You end up seeing the same adverts presented time after time again because they haven’t been taken off by the agent once the property has been rented. Now don’t get me wrong, I know why this is. Agents have far too many owners on their books to be able to check effectively on the availability of all of their properties. But there must be a better way of doing it! I would find myself wasting hours phoning various agents (you should see my phonebook!), just to find out that the apartment has been rented to someone else, days, or even weeks ago.

Even more annoyingly, a particular agency, which I won’t mention, seems to intently publish adverts with pictures of exceedingly well-finished apartments at a decent price.
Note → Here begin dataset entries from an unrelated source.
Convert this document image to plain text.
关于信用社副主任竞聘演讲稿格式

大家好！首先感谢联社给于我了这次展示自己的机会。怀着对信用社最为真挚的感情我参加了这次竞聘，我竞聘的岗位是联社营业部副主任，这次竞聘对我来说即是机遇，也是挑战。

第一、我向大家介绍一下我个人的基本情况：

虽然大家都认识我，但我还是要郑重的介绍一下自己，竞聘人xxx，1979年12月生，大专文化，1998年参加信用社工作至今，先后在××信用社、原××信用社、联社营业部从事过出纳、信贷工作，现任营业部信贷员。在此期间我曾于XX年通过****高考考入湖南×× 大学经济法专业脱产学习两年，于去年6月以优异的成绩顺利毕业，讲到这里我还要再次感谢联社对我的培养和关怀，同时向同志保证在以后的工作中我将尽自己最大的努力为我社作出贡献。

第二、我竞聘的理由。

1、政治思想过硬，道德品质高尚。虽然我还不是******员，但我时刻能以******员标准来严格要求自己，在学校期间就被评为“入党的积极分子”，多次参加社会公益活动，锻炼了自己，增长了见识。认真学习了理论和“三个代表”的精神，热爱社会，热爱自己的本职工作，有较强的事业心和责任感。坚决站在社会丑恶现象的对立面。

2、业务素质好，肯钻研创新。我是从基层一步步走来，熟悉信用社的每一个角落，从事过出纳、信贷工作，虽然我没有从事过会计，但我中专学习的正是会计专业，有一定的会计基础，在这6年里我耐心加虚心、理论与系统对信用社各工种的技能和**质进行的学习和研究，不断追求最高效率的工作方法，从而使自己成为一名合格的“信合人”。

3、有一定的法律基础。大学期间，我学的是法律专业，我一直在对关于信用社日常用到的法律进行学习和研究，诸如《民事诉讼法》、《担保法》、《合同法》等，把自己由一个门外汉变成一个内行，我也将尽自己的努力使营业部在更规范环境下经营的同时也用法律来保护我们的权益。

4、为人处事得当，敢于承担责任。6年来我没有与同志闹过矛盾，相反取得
You phone them up, obviously interested and excited about this “once in a lifetime” find, only to be told: “No, that one has gone but I have a lovely one in X area.” Again, this is obvious why they do this, but surely there can’t be any longevity to this business model?!?! They are essentially lying to hook people in. Would I want to pay them money and sign a contract in their deceitful presence? Not top of my list.

I guess I should learn from the adage: “If it sounds too good to be true, it most probably is.”

Next on my list of glaring differences is what you have to pay to actually move into your new place. Back in the UK, as a tenant, the norm is to pay one month deposit and one month rent. Pay this and you’re in! Not in Romania. If you go with an agent and they suggest an apartment to you that matches your search parameters and you want to move in; you have to pay them   50% of one months rent, plus the 2 months up front to the landlord!

I see this as a wholeheartedly unjustifiable cost.

The system should be changed to reflect that of the UK’s and possibly others. Of course you expected me to say this and perhaps I am biased. But I truly believe it makes more sense and would open the market here to more people using agents and thus, providing more jobs and an overall increase in money being injected into the rental sector.

From my point of view, an owner solely should always pay the fee to the agent as it is in his/her interest to have his/her property rented. Whether he is paying a mortgage or not, nine times out of 10, it is imperative that he doesn’t leave the place vacant. On the flip side, a tenant will always find somewhere else or, indeed, source an owner from which to rent directly and cut out the extra cost. Indeed, again, in this economic climate, not many people can afford to purchase property, so the number of tenants is high. So the same argument could be attributed to the owners’ point of view; there will always be another person willing and able to pay the 50% around the corner. True. However, if the market swayed towards my suggested model, then I think everybody would be better off.

Surely it’s time that someone opened an “owner only chargeable rental service” agency? Yes, the revenue per property would be lower but the volumes would be higher, and there would be tenants knocking your office door down to rent one of the properties on your books.

Moving on and on a positive note, every agent I met on my Apartment Search adventure were friendly, accommodating (no pun intended) and helpful. Most would go above and beyond to help the “out of his depth” foreigner (or so they thought!) navigate the various options on offer. I remember one very sweet lady who would, literally, every hour of the day, from 8 in the morning to 8 in the evening, send me emails with apartments for rent. All of them had an English note to inform me of the situation of that apartment in regards to how much the owner wanted, if they were willing to negotiate and if they were open to foreigners. I know this is her doing her job, but she did more than most and I was very appreciative. Money talks though…

And it is for this reason, I went down the “sourcing an owner” route. It would seem that I got extremely lucky. I found a very friendly, older married Romanian couple that own my place, and I am now all moved in, happy as a pup with two tails!